Hörling J, Vene S, Franzén C, Niklasson B
Department of Virology, Karolinska Institute, Stockholm, Sweden.
J Clin Microbiol. 1993 Aug;31(8):2004-9. doi: 10.1128/jcm.31.8.2004-2009.1993.
A sensitive assay based on the polymerase chain reaction for the detection of Ockelbo virus RNA was developed. Two primer pairs from the gene coding for the E2 glycoprotein were chosen. By use of a nested strategy for the primers, as few as 1 to 10 PFU could be detected. The amplified products were visualized as bands of appropriate size on ethidium bromide-stained agarose gels. The primer pairs allowed amplification of several Ockelbo and Sindbis virus isolates but discriminated between these and other alphaviruses. Ockelbo virus RNA was detected in 4 of 10 skin biopsy specimens collected during the acute stage of the disease. The identities of the amplified products were confirmed by restriction endonuclease cleavage. Acute- and convalescent-phase sera as well as lymphocytes collected during the convalescent phase were negative by the polymerase chain reaction. No infectious virus could be recovered from any of the specimens.

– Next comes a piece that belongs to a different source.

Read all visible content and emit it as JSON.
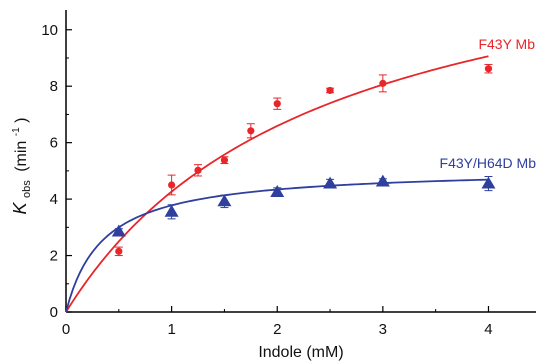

开发了一种基于聚合酶链反应的灵敏检测方法,用于检测奥克尔博病毒RNA。从编码E2糖蛋白的基因中选择了两对引物。通过对引物采用巢式策略,可检测到低至1至10个空斑形成单位(PFU)。扩增产物在溴化乙锭染色的琼脂糖凝胶上显示为适当大小的条带。这两对引物可扩增几种奥克尔博病毒和辛德毕斯病毒分离株,但能区分这些病毒与其他甲病毒。在疾病急性期采集的10份皮肤活检标本中,有4份检测到奥克尔博病毒RNA。通过限制性内切酶切割确认了扩增产物的身份。急性期和恢复期血清以及恢复期采集的淋巴细胞经聚合酶链反应检测均为阴性。从任何标本中均未分离出感染性病毒。